Against a background of the worst and the best of humanity making the full extent of its feelings known, farmer bard Hum, who is basically a decent guy but not averse, with guilt in hand, to doing what it takes to get by, is on a qu— – yeah, no, don’t use that word (Pssst! It’s “quest”; and if you do, please for the sake of magic, use it ironically – to find enough akkar, the liquid that powers magic, to free the soul of his wife from a torment that sees her go all demonic every so often.
Hum, who rather happily has a mutant cantankerous unicorn at his steed, has assumed, without checking with his wife Serka, who comes and goes at whim, her presence given away by a ring that glows red when she’s close, that she is as tormented by this state of affairs as he is, channelling all his thoughts on the matter into a diary that goes everywhere with him.
As prevailing qu—- go, they don’t come much more personal, and so whether Hum is looking after the good citizens of Ridgetown, who are protected by a giant gun known as a Doomlauncher (evocative name, right?) and whose remnant magic comes from a mysterious housed down below in the city’s dungeon-y innards, or making deals with fabulously glamourous corpulent mermaid Murkrone, or spending time with a demented wizard who only comes alive when he’s fed akkar by his outlaw daughter, he really only cares about saving his wife from living damnation.
Or does he?
As the Ridgetown urchin girl implies, and Serka says outright, Hum is basically a good guy; if he wasn’t would he be troubled by “borrowing” the wizard’s akkar, even temporarily, or keep an Ylve’s (essentially, an elf, who are all but extinct, thank you magic apocalypse) head intact even when its usefulness has long faded into the narrative distance?
No, no he wouldn’t and Spurrier has a great deal of fun playing with the old crusty on the outside/soft as marshmallow on the inside trope, in the process creating a character who you like and end up rooting for, even if his flaws are as big and noticeable as the central tower of Ridgetown.

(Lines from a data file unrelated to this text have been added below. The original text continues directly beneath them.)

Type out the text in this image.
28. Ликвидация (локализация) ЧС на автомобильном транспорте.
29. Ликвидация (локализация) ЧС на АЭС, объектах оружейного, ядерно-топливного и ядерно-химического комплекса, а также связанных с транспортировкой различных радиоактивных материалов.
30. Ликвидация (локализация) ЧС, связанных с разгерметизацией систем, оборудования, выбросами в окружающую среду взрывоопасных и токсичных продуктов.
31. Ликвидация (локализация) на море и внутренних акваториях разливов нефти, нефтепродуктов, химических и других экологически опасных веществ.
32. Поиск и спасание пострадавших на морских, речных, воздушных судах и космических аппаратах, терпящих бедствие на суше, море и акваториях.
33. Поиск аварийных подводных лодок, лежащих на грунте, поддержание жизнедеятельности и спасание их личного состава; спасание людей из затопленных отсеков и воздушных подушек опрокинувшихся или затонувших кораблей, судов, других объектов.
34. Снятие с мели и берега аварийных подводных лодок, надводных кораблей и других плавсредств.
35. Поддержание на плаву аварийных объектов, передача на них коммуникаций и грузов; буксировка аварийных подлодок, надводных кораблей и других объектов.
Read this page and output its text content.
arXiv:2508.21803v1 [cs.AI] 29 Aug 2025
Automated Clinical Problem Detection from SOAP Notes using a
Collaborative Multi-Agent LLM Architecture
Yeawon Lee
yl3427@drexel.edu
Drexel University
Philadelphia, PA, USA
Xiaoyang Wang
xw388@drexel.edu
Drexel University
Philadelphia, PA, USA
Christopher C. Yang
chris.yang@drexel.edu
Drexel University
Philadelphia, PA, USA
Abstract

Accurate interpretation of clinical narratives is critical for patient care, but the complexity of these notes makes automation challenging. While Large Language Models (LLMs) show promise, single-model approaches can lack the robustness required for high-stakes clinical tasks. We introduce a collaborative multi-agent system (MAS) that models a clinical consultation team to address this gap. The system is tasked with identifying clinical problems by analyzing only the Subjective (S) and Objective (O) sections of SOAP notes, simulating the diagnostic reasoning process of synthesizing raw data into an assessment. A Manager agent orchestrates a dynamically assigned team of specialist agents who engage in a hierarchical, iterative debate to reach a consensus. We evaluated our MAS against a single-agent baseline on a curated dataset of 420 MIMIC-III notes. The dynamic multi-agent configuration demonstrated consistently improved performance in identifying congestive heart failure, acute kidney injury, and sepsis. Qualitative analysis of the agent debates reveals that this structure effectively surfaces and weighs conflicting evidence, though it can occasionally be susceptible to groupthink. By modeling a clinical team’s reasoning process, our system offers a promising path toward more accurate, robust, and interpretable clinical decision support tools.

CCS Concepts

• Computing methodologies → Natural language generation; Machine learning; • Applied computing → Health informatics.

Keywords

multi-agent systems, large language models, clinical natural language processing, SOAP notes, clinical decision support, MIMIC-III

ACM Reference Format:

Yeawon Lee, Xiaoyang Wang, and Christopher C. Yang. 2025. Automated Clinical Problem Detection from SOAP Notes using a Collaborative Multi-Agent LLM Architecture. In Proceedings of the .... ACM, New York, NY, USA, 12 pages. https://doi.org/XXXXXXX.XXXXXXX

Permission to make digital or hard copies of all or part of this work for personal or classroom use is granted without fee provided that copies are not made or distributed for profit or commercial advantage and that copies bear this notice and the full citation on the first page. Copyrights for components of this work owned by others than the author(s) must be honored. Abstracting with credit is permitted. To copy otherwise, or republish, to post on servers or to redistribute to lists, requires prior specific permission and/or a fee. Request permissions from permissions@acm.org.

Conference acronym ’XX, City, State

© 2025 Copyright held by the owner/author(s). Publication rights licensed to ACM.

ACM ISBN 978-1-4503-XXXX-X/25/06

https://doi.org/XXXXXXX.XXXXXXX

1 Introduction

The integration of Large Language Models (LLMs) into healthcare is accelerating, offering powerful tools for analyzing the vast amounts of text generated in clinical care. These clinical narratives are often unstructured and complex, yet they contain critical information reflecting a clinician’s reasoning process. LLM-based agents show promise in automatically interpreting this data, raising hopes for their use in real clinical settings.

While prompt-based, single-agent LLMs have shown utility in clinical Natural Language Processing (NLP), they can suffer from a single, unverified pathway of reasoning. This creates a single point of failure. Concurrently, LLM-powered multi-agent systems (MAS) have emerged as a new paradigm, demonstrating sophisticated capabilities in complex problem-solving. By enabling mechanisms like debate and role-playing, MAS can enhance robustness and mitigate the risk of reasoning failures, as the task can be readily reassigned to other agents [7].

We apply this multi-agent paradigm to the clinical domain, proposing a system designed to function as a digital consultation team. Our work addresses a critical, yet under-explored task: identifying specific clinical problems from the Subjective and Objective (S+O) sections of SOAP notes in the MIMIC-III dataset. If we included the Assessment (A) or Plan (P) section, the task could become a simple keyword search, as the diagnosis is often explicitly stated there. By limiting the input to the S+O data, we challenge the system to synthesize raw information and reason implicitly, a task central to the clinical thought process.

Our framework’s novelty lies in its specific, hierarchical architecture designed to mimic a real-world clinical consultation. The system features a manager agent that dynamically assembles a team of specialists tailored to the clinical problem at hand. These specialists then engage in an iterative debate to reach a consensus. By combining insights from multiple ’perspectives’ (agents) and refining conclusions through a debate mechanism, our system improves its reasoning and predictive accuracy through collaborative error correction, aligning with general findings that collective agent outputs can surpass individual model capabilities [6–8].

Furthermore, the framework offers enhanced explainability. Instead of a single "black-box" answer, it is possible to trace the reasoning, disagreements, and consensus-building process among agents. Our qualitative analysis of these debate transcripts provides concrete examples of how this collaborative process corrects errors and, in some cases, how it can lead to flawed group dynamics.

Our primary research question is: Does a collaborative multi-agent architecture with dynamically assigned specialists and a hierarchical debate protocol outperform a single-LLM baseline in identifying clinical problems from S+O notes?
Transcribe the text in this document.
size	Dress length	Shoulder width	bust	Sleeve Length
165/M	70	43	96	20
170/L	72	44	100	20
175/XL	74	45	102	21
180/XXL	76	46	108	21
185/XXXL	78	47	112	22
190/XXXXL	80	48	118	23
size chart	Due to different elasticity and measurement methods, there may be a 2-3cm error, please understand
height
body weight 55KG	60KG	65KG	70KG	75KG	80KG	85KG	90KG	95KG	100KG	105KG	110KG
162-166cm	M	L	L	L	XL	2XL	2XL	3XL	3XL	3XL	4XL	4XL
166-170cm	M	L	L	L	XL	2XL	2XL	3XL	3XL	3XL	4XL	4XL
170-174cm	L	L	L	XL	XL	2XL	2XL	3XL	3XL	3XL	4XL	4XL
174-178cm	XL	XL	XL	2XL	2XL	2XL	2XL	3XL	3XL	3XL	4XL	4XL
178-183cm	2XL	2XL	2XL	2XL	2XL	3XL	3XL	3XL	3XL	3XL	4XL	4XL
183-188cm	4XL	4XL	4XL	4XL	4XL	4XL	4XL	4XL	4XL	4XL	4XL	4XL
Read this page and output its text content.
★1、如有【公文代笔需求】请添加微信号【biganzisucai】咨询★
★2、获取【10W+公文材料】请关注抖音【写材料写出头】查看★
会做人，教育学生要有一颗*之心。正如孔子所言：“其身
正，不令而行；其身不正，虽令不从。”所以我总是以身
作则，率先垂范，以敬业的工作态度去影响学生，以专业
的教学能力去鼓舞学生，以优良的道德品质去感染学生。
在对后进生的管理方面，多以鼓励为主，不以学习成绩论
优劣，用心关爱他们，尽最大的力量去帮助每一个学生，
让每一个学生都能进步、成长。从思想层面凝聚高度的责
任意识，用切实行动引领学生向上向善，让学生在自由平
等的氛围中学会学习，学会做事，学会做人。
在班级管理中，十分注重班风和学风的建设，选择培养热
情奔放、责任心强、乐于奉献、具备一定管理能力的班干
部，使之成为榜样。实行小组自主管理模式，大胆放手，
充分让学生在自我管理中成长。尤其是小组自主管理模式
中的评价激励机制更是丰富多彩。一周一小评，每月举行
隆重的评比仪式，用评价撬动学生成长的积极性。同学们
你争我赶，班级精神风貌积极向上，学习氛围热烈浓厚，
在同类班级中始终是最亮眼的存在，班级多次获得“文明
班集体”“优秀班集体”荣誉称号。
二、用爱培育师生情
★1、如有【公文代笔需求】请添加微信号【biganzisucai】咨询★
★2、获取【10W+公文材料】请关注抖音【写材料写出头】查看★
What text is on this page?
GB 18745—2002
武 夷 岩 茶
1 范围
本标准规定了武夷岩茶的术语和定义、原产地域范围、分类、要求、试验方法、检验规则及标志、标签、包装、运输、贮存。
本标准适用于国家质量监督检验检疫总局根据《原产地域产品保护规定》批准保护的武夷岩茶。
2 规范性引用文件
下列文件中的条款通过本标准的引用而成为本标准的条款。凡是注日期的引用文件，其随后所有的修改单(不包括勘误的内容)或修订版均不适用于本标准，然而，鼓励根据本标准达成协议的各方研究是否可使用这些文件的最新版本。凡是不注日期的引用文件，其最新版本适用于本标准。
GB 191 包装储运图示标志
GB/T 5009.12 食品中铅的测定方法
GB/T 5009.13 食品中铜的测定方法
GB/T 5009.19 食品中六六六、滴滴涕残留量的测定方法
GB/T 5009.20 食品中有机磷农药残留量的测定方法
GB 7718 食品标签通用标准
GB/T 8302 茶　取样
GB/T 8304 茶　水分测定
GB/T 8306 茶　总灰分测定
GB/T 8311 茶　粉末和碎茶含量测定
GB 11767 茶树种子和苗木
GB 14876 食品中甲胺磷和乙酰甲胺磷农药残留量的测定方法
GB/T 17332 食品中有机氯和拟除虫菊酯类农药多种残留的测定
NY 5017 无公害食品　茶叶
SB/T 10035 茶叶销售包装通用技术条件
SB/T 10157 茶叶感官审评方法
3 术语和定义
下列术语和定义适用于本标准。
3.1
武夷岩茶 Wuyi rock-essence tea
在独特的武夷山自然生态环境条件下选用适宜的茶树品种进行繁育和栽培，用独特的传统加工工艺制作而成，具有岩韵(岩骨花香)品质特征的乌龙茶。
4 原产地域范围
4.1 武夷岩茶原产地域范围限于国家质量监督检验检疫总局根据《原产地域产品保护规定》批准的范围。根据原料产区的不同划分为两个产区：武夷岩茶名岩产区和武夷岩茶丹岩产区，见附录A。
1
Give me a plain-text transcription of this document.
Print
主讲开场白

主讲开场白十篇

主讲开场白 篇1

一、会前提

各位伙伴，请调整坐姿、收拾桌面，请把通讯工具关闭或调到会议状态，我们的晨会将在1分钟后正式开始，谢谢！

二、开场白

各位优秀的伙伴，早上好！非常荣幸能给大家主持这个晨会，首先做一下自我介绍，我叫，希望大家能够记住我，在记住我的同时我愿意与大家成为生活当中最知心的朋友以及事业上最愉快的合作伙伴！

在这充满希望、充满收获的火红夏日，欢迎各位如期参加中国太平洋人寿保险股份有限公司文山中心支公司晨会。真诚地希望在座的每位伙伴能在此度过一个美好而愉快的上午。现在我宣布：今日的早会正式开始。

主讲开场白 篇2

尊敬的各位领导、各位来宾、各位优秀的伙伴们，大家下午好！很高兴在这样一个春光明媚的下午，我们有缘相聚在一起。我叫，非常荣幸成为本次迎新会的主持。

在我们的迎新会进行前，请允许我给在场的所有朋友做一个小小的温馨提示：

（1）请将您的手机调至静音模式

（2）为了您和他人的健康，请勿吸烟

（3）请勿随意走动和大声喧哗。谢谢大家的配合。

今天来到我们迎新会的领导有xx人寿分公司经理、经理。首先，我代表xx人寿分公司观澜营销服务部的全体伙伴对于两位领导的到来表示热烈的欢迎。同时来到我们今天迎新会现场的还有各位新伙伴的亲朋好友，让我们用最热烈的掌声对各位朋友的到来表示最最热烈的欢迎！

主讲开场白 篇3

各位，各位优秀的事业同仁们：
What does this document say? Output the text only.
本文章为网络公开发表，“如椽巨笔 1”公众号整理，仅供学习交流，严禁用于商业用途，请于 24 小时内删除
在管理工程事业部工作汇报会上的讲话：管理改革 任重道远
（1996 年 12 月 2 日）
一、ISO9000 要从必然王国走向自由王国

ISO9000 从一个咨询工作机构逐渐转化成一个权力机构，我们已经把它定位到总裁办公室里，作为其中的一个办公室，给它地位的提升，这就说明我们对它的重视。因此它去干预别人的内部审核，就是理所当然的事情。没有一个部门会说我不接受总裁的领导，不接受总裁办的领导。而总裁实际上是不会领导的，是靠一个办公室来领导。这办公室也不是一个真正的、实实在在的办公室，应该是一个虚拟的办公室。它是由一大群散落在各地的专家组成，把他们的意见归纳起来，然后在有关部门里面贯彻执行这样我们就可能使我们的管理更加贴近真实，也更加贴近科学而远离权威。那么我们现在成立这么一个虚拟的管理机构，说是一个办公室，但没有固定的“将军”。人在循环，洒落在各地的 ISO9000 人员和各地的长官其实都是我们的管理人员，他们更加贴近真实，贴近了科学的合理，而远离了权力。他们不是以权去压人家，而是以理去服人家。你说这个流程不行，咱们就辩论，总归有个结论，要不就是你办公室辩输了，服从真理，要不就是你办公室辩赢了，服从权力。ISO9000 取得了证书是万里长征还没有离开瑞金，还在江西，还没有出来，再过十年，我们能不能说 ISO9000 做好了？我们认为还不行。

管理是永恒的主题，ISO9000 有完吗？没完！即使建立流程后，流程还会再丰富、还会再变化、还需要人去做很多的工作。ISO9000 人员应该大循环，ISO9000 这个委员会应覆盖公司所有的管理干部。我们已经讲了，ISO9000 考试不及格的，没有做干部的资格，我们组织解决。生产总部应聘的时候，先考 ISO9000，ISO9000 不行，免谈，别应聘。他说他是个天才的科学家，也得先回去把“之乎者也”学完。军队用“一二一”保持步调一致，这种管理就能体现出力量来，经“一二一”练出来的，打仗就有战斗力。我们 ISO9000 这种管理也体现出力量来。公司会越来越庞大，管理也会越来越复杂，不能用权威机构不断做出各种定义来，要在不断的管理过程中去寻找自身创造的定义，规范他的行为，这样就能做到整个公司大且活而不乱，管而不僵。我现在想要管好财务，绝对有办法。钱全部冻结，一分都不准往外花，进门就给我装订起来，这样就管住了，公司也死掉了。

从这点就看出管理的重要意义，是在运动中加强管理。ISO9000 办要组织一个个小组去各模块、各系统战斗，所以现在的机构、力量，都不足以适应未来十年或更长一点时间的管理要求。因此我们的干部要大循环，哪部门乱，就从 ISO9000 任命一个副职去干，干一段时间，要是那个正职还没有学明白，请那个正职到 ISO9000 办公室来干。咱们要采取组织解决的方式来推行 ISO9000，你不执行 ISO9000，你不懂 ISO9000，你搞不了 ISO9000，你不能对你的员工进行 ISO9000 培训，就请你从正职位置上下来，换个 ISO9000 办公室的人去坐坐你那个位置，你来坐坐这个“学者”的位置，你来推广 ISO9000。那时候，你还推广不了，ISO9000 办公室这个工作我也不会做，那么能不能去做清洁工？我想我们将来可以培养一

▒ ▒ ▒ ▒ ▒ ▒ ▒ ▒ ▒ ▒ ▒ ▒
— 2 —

It’s a very personal exploration of how one man is affected by the apocalypse and driven by love (even if it is a trad misguided) set against an epic narrative and worldbuilding landscape that is breathtakingly, spectacularly epic in just about every regard.
Bergara’s brilliantly and vibrantly expansive artwork, which contains a ridiculously enchanting amount of detail, plays a role equal with Spurrier’s lushly broad and clever writing, serving up visual treat after visual treat, every page a luscious deep dive into dystopian hell or heaven, depending on how you look at it.
The artwork of Coda is so beautifully and richly detailed that you are doing yourselves a grave disservice by not not studying every last millimetre of every page or panel.
It jumps off the pages with candy-coloured profusion that it honestly feels like you have landed in the world yourself which is quite an accomplishment for a 2D graphic novel that you definitely know you aren’t in.
Or are you? It really does feel like you are, akin to the very best cartoon or movie, and this adds to an already lush storyline that doesn’t stint on its capacity for sharp-eyed observation, its willingness to parody everything that moves, and its capacity for movingly, deeply, heartfelt when the narrative calls for it.
Coda is a treat and a joy on every level possible – the art is astonishingly vivid and enrapturing, the characters are 3D beguiling, the dialogue sparkling, funny and deft, and the storyline just left enough of cliche to feel like the reinvented fantasy it most certainly aims to be and very much is.
This is the apocalypse reborn, and while that may sound like a contradiction in terms, it works brilliantly, a delight for the eyes, mind and thoughtfully contemplative soul (that also likes frequent and well-deserved laughs) that elevates you to a world which may have seen better days but which still has a great deal to offer.